By Cassandra • 08 July 2020 • 18:09
Sometimes beauty really is skin deep.
Not only that but deceptive too. We give much credit to the beautiful at the expense of the deep. Just recently I have been working on a series of pen and ink drawings based on toxic tropical flowers. These delicate, colourful and incredibly beautiful plants are deadly to man and beast. The plant in the picture is called a Rosary Pea and the hard seeds have been used for centuries to make beaded necklaces and bracelets. There are stories of jewellers who have died after working with the seeds which kind of begs the question ‘why’.

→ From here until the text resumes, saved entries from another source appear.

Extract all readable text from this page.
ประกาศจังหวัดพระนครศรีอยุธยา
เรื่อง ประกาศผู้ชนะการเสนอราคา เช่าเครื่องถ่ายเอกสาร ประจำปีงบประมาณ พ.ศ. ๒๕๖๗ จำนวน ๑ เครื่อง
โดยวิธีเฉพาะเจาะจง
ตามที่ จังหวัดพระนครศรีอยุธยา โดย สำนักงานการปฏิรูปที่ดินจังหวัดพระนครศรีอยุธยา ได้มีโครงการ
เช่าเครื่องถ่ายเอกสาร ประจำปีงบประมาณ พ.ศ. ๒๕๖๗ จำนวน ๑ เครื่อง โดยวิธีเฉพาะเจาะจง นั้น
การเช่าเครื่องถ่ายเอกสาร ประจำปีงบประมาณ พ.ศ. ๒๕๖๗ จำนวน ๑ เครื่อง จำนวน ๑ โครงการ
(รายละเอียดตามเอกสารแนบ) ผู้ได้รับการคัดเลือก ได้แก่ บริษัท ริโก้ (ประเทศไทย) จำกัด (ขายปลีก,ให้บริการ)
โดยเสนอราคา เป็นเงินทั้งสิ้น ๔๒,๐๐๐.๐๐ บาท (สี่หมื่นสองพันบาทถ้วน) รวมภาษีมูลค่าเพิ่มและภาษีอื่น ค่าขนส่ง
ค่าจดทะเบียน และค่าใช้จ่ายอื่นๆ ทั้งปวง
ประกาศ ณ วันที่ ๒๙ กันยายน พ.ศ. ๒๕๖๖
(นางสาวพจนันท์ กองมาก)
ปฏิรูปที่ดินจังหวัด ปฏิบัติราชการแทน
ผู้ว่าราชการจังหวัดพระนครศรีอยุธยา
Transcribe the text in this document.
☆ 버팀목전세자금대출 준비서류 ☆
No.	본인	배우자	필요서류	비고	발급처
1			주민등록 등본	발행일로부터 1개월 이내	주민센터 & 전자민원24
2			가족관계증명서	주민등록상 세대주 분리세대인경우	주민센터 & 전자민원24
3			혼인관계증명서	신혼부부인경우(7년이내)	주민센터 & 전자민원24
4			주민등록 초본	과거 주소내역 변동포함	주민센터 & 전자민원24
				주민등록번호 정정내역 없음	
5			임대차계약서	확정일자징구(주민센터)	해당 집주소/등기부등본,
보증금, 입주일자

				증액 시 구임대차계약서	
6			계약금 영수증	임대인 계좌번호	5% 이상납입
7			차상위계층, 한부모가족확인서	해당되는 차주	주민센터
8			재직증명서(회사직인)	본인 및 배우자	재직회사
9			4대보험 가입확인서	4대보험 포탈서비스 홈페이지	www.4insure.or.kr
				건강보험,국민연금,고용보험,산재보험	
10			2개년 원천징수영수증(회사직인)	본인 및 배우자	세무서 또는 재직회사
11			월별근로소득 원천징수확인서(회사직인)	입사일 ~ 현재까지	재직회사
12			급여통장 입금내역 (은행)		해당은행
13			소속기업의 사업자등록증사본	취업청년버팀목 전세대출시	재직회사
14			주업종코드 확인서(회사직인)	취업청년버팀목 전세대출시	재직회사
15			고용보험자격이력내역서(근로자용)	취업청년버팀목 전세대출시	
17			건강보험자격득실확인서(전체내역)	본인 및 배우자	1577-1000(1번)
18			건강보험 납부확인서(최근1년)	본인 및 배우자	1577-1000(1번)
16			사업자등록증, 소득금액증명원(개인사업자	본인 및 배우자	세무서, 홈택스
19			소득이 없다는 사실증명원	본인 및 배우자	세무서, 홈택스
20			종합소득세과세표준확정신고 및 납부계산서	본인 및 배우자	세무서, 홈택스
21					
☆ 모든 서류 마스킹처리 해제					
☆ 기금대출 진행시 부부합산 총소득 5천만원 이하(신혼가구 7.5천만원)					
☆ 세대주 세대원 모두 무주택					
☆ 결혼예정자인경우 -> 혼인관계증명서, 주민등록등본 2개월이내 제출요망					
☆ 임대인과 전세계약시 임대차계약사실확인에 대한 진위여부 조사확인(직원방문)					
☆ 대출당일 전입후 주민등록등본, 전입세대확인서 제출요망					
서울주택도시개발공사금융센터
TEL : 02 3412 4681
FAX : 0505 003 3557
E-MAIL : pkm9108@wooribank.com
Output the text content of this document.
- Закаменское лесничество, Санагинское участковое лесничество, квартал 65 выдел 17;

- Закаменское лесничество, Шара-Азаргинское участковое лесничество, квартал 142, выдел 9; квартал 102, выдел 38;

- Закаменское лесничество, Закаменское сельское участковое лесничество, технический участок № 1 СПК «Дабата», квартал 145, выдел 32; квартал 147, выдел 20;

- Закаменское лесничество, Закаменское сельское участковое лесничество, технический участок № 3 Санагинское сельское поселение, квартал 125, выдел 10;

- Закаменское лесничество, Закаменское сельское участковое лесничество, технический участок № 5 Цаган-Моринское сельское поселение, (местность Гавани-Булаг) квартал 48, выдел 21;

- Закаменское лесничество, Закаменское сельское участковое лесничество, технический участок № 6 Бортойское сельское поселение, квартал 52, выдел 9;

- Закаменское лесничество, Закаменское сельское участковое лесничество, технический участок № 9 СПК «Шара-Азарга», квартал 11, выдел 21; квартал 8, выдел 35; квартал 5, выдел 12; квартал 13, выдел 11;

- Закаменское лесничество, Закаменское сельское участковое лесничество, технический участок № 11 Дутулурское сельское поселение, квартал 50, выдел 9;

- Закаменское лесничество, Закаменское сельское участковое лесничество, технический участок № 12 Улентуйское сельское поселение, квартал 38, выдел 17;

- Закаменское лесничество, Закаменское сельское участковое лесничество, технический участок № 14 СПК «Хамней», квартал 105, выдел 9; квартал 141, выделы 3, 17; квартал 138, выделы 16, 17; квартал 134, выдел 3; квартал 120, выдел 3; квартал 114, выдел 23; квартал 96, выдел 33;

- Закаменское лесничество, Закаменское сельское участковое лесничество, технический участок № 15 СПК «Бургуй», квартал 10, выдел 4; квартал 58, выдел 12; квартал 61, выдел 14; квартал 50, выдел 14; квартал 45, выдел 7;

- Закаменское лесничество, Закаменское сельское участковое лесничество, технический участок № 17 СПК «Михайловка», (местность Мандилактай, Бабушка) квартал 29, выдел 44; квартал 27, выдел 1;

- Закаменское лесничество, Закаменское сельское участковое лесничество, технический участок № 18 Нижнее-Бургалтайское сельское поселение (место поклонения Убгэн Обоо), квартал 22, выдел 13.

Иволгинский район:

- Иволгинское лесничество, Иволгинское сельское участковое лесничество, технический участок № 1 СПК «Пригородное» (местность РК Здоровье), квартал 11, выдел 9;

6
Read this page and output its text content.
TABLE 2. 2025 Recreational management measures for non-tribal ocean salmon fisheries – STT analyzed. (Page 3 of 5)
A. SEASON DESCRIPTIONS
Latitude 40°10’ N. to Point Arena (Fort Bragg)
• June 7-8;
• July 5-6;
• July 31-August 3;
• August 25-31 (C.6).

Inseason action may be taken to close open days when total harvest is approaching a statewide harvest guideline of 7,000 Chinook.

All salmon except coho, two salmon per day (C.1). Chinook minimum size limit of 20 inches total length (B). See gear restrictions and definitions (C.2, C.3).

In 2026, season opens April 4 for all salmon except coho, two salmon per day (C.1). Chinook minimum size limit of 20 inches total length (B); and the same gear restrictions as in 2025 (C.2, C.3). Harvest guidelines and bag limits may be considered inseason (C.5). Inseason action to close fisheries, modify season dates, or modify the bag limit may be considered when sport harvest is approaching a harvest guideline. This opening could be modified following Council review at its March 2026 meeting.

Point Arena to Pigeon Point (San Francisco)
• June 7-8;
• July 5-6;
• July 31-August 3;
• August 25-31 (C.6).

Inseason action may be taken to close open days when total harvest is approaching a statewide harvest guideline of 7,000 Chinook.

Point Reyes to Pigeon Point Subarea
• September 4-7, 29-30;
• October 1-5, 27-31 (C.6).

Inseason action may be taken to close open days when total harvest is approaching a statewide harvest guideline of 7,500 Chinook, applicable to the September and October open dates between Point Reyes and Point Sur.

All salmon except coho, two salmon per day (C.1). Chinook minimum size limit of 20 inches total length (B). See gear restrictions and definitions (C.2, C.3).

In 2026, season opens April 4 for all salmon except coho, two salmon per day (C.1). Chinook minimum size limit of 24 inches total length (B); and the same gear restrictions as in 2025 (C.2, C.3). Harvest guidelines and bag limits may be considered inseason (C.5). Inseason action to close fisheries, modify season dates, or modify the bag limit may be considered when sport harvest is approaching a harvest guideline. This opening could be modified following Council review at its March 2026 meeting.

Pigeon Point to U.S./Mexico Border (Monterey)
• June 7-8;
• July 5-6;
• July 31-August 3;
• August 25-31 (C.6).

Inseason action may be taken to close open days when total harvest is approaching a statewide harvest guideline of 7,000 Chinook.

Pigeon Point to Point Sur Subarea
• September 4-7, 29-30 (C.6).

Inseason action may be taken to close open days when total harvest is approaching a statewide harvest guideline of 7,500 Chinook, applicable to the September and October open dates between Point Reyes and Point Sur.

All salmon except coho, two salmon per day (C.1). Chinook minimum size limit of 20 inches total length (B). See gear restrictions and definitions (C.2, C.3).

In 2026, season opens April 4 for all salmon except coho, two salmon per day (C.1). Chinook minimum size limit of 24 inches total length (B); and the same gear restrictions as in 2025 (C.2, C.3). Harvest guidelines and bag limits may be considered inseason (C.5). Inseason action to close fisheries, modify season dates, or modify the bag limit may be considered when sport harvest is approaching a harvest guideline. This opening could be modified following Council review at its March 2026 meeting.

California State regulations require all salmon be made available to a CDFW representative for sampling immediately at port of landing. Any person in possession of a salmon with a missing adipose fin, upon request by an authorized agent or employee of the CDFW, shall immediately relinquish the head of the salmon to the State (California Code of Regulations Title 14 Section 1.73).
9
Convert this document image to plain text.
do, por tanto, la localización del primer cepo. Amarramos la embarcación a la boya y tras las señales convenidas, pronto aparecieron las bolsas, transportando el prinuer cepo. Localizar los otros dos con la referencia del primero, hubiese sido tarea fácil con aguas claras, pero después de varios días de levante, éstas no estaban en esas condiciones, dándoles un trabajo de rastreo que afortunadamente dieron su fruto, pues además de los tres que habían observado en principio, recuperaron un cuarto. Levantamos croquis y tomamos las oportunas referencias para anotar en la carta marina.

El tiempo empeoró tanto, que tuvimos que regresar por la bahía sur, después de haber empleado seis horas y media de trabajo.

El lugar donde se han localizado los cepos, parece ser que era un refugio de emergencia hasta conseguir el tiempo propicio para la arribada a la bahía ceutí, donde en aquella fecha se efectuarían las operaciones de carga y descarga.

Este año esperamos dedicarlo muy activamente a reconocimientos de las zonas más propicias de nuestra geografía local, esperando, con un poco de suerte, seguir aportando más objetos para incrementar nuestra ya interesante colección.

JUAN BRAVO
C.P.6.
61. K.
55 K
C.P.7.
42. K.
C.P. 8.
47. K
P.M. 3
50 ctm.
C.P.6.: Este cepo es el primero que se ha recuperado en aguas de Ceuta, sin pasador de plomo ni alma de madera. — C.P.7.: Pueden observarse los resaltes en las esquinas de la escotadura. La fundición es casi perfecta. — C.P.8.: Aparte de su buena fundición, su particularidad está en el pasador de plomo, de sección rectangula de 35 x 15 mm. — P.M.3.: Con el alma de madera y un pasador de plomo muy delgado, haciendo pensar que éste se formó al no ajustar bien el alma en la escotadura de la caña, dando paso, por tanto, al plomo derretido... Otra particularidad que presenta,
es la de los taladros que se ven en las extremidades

We are entranced and bewitched by physical beauty and become blind to what is real or dangerous. Nature is excellent at this deception, lulling us into dangerous decisions; we pick the pretty flower and are amazed by the allergic reaction that follows. Gold leaf hides the splintered wood beneath the icon, sunshine yellow attracts the bee and lies about the vomiting its sap induces. I quite like the duplicitousness of beauty but I also like the peeling away of the falsehood that exposes the layers of banality. Many women and men waste their lives stressing over their looks. “Am I too fat?” “Does my bum look big in this?” I look at photos of myself from 20 or 30 years ago and with a hitch I remember that I thought I was ugly, fat, old and yet there I was gloriously young and wasting that youth with false worries and concerns.
I spent too many of my precious thoughts on those pointless desires. Thought and time which should have been spent making the best life possible. Doing what I wanted to do instead of trying to gain affirmation from people who meant nothing to me. Age brings wisdom (unfortunately it also brings wrinkles, aching joints and flatulence) and certain invisibility which at first is confusing but soon becomes liberating. I no longer care what anyone thinks of the way I look. I swim and walk to stay healthy, not slim (that tanker sank a long time ago) I eat salad because I like salad but I also eat bread and pasta and I drink, not to excess but to get drunk. The surface is rumpled but underneath I am smooth. Underneath I am beautiful.
I paint and write and I paint and write what I want to paint and write (and I am very partial to long ungrammatical sentences). Real beauty is more than skin deep. A beautiful smile in a wrinkled face denoting a wicked sense of humour. A twinkle in the eye that is the prelude to a most wonderful dialogue. We look beyond the surface and discover treasure. Not to look further puts us in danger of a toxic reaction. Belladonna has pretty pink flowers but I wouldn’t want them in my house.
So clear away the toxic flowers from your lives no matter how pretty or colourful and dance to your own soundtrack and enjoy being you.